Another solution is to specialize proto::is_callable<>
on our times2<>
template:
namespace boost { namespace proto { // Tell Proto that times2<> is callable template<typename T> struct is_callable<times2<T> > : mpl::true_ {}; }} // OK, times2<> is callable struct IntTimes2 : proto::when< proto::terminal<int> , times2<int>(proto::_value) > {};
This is better, but still a pain because of the need to open Proto's namespace.
You could simply make sure that the callable type is not a template specialization. Consider the following:
// No longer a template specialization! struct times2int : times2<int> {}; // OK, times2int is callable struct IntTimes2 : proto::when< proto::terminal<int> , times2int(proto::_value) > {};
This works because now Proto can tell that times2int
inherits (indirectly) from proto::callable
.
Any non-template types can be safely checked for inheritance because,
as they are not templates, there is no worry about instantiation errors.
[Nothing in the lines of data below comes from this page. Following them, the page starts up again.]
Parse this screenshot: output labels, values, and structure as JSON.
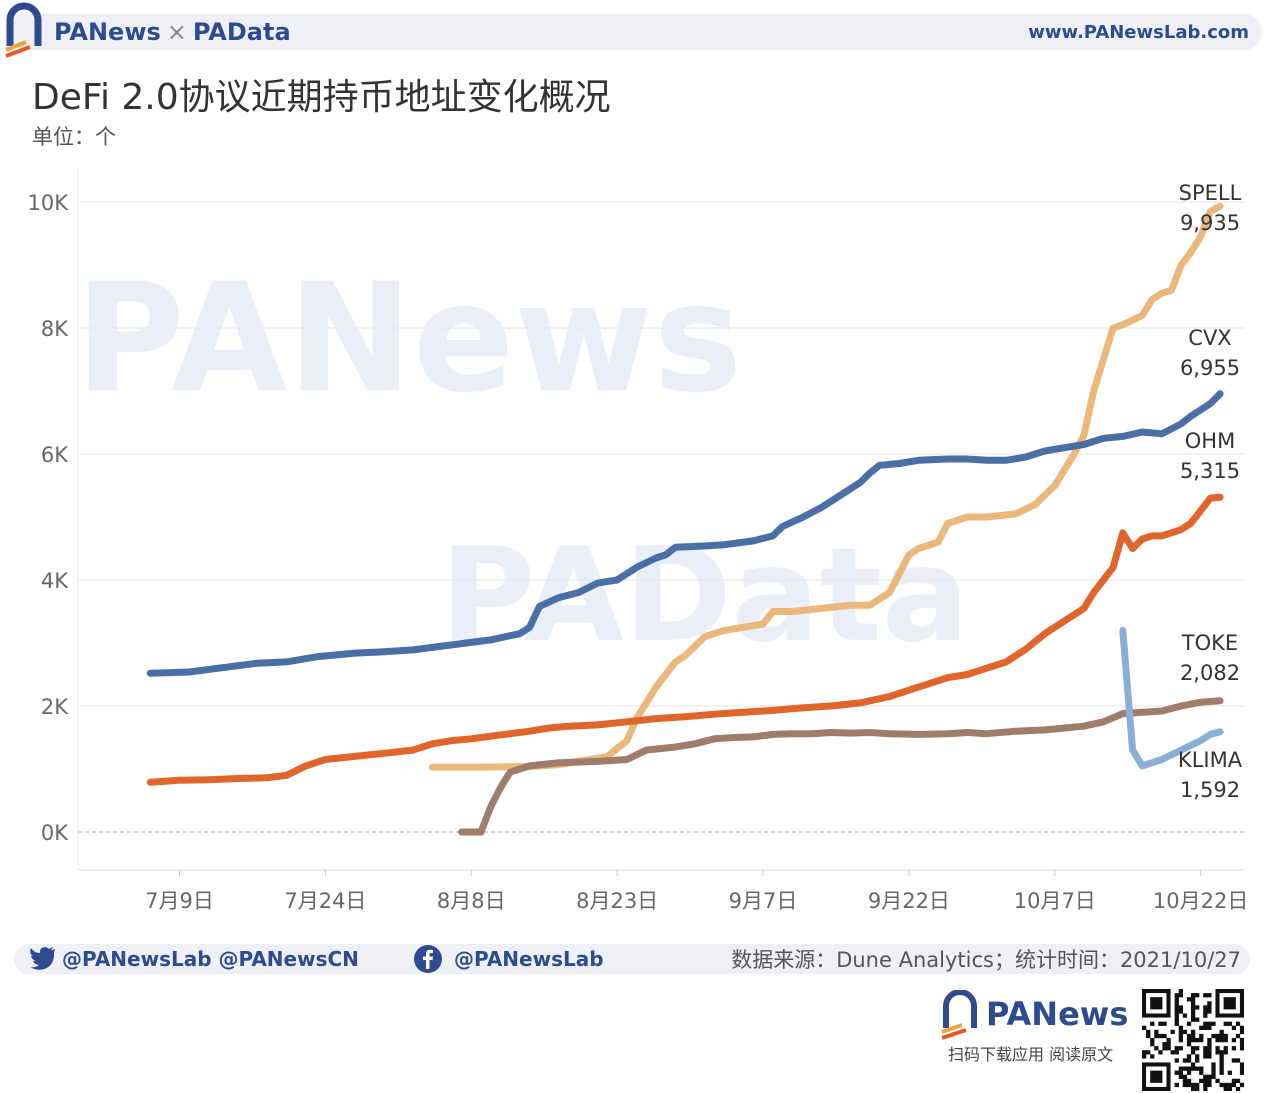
{
  "header": {
    "brand_left": "PANews",
    "brand_sep": "×",
    "brand_right": "PAData",
    "website": "www.PANewsLab.com"
  },
  "title": "DeFi 2.0协议近期持币地址变化概况",
  "unit": "单位：个",
  "chart_data": {
    "type": "line",
    "title": "DeFi 2.0协议近期持币地址变化概况",
    "xlabel": "",
    "ylabel": "",
    "x_ticks": [
      "7月9日",
      "7月24日",
      "8月8日",
      "8月23日",
      "9月7日",
      "9月22日",
      "10月7日",
      "10月22日"
    ],
    "x_tick_day_values": [
      9,
      24,
      39,
      54,
      69,
      84,
      99,
      114
    ],
    "xlim_day_values": [
      0,
      120
    ],
    "ylim": [
      -600,
      10500
    ],
    "y_ticks": [
      0,
      2000,
      4000,
      6000,
      8000,
      10000
    ],
    "y_tick_labels": [
      "0K",
      "2K",
      "4K",
      "6K",
      "8K",
      "10K"
    ],
    "grid": true,
    "series": [
      {
        "name": "SPELL",
        "label_value": "9,935",
        "color": "#eab77c",
        "points": [
          [
            35,
            1030
          ],
          [
            40,
            1030
          ],
          [
            45,
            1040
          ],
          [
            48,
            1070
          ],
          [
            50,
            1120
          ],
          [
            53,
            1200
          ],
          [
            55,
            1450
          ],
          [
            56,
            1800
          ],
          [
            58,
            2300
          ],
          [
            60,
            2700
          ],
          [
            61,
            2800
          ],
          [
            63,
            3100
          ],
          [
            65,
            3200
          ],
          [
            67,
            3250
          ],
          [
            69,
            3300
          ],
          [
            70,
            3500
          ],
          [
            72,
            3500
          ],
          [
            75,
            3550
          ],
          [
            78,
            3600
          ],
          [
            80,
            3600
          ],
          [
            82,
            3800
          ],
          [
            84,
            4400
          ],
          [
            85,
            4500
          ],
          [
            87,
            4600
          ],
          [
            88,
            4900
          ],
          [
            90,
            5000
          ],
          [
            92,
            5000
          ],
          [
            95,
            5050
          ],
          [
            97,
            5200
          ],
          [
            99,
            5500
          ],
          [
            101,
            6000
          ],
          [
            102,
            6300
          ],
          [
            103,
            7000
          ],
          [
            104,
            7500
          ],
          [
            105,
            8000
          ],
          [
            106,
            8050
          ],
          [
            108,
            8200
          ],
          [
            109,
            8450
          ],
          [
            110,
            8550
          ],
          [
            111,
            8600
          ],
          [
            112,
            9000
          ],
          [
            113,
            9200
          ],
          [
            114,
            9450
          ],
          [
            115,
            9850
          ],
          [
            116,
            9935
          ]
        ]
      },
      {
        "name": "CVX",
        "label_value": "6,955",
        "color": "#4a6fa5",
        "points": [
          [
            6,
            2520
          ],
          [
            10,
            2540
          ],
          [
            13,
            2600
          ],
          [
            17,
            2680
          ],
          [
            20,
            2700
          ],
          [
            23,
            2780
          ],
          [
            27,
            2840
          ],
          [
            30,
            2860
          ],
          [
            33,
            2890
          ],
          [
            37,
            2970
          ],
          [
            41,
            3050
          ],
          [
            44,
            3150
          ],
          [
            45,
            3250
          ],
          [
            46,
            3580
          ],
          [
            48,
            3720
          ],
          [
            50,
            3800
          ],
          [
            52,
            3950
          ],
          [
            54,
            4000
          ],
          [
            56,
            4200
          ],
          [
            58,
            4350
          ],
          [
            59,
            4400
          ],
          [
            60,
            4520
          ],
          [
            63,
            4540
          ],
          [
            65,
            4560
          ],
          [
            68,
            4620
          ],
          [
            70,
            4700
          ],
          [
            71,
            4850
          ],
          [
            73,
            4990
          ],
          [
            75,
            5150
          ],
          [
            77,
            5350
          ],
          [
            79,
            5550
          ],
          [
            80,
            5700
          ],
          [
            81,
            5820
          ],
          [
            83,
            5850
          ],
          [
            85,
            5900
          ],
          [
            88,
            5920
          ],
          [
            90,
            5920
          ],
          [
            92,
            5900
          ],
          [
            94,
            5900
          ],
          [
            96,
            5950
          ],
          [
            98,
            6050
          ],
          [
            100,
            6100
          ],
          [
            102,
            6150
          ],
          [
            104,
            6250
          ],
          [
            106,
            6280
          ],
          [
            108,
            6350
          ],
          [
            110,
            6320
          ],
          [
            111,
            6400
          ],
          [
            112,
            6480
          ],
          [
            113,
            6600
          ],
          [
            114,
            6700
          ],
          [
            115,
            6800
          ],
          [
            116,
            6955
          ]
        ]
      },
      {
        "name": "OHM",
        "label_value": "5,315",
        "color": "#e0652a",
        "points": [
          [
            6,
            790
          ],
          [
            9,
            820
          ],
          [
            12,
            830
          ],
          [
            15,
            850
          ],
          [
            18,
            860
          ],
          [
            20,
            900
          ],
          [
            22,
            1050
          ],
          [
            24,
            1150
          ],
          [
            27,
            1200
          ],
          [
            30,
            1250
          ],
          [
            33,
            1300
          ],
          [
            35,
            1400
          ],
          [
            37,
            1450
          ],
          [
            39,
            1480
          ],
          [
            41,
            1520
          ],
          [
            43,
            1560
          ],
          [
            45,
            1600
          ],
          [
            47,
            1650
          ],
          [
            49,
            1680
          ],
          [
            52,
            1700
          ],
          [
            55,
            1750
          ],
          [
            58,
            1800
          ],
          [
            61,
            1830
          ],
          [
            64,
            1870
          ],
          [
            67,
            1900
          ],
          [
            70,
            1930
          ],
          [
            73,
            1970
          ],
          [
            76,
            2000
          ],
          [
            79,
            2050
          ],
          [
            82,
            2150
          ],
          [
            85,
            2300
          ],
          [
            88,
            2450
          ],
          [
            90,
            2500
          ],
          [
            92,
            2600
          ],
          [
            94,
            2700
          ],
          [
            96,
            2900
          ],
          [
            98,
            3150
          ],
          [
            100,
            3350
          ],
          [
            102,
            3550
          ],
          [
            103,
            3800
          ],
          [
            104,
            4000
          ],
          [
            105,
            4200
          ],
          [
            106,
            4750
          ],
          [
            107,
            4500
          ],
          [
            108,
            4650
          ],
          [
            109,
            4700
          ],
          [
            110,
            4700
          ],
          [
            111,
            4750
          ],
          [
            112,
            4800
          ],
          [
            113,
            4900
          ],
          [
            114,
            5100
          ],
          [
            115,
            5300
          ],
          [
            116,
            5315
          ]
        ]
      },
      {
        "name": "TOKE",
        "label_value": "2,082",
        "color": "#a07d6b",
        "points": [
          [
            38,
            0
          ],
          [
            40,
            0
          ],
          [
            41,
            400
          ],
          [
            42,
            700
          ],
          [
            43,
            950
          ],
          [
            45,
            1050
          ],
          [
            48,
            1100
          ],
          [
            52,
            1120
          ],
          [
            55,
            1150
          ],
          [
            57,
            1300
          ],
          [
            60,
            1350
          ],
          [
            62,
            1400
          ],
          [
            64,
            1480
          ],
          [
            66,
            1500
          ],
          [
            68,
            1510
          ],
          [
            70,
            1550
          ],
          [
            72,
            1560
          ],
          [
            74,
            1560
          ],
          [
            76,
            1580
          ],
          [
            78,
            1570
          ],
          [
            80,
            1580
          ],
          [
            82,
            1560
          ],
          [
            85,
            1550
          ],
          [
            88,
            1560
          ],
          [
            90,
            1580
          ],
          [
            92,
            1560
          ],
          [
            95,
            1600
          ],
          [
            98,
            1620
          ],
          [
            100,
            1650
          ],
          [
            102,
            1680
          ],
          [
            104,
            1750
          ],
          [
            106,
            1880
          ],
          [
            108,
            1900
          ],
          [
            110,
            1920
          ],
          [
            112,
            2000
          ],
          [
            114,
            2060
          ],
          [
            116,
            2082
          ]
        ]
      },
      {
        "name": "KLIMA",
        "label_value": "1,592",
        "color": "#8aafd6",
        "points": [
          [
            106,
            3200
          ],
          [
            107,
            1300
          ],
          [
            108,
            1050
          ],
          [
            110,
            1150
          ],
          [
            112,
            1300
          ],
          [
            114,
            1450
          ],
          [
            115,
            1550
          ],
          [
            116,
            1592
          ]
        ]
      }
    ]
  },
  "watermarks": [
    "PANews",
    "PAData"
  ],
  "footer": {
    "twitter_handles": "@PANewsLab  @PANewsCN",
    "facebook_handle": "@PANewsLab",
    "source": "数据来源：Dune Analytics；统计时间：2021/10/27",
    "brand": "PANews",
    "caption": "扫码下载应用  阅读原文"
  }
}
There is one last way to tell Proto that times2<>
is callable. You could add an
extra dummy template parameter that defaults to proto::callable
:
// Proto will recognize this as callable template<typename T, typename Callable = proto::callable> struct times2 : proto::callable { typedef T result_type; T operator()(T i) const { return i * 2; } }; // OK, this works! struct IntTimes2 : proto::when< proto::terminal<int> , times2<int>(proto::_value) > {};
Note that in addition to the extra template parameter, times2<>
still inherits from proto::callable
.
That's not necessary in this example but it is good style because any
types derived from times2<>
(as times2int
defined above) will still be considered callable.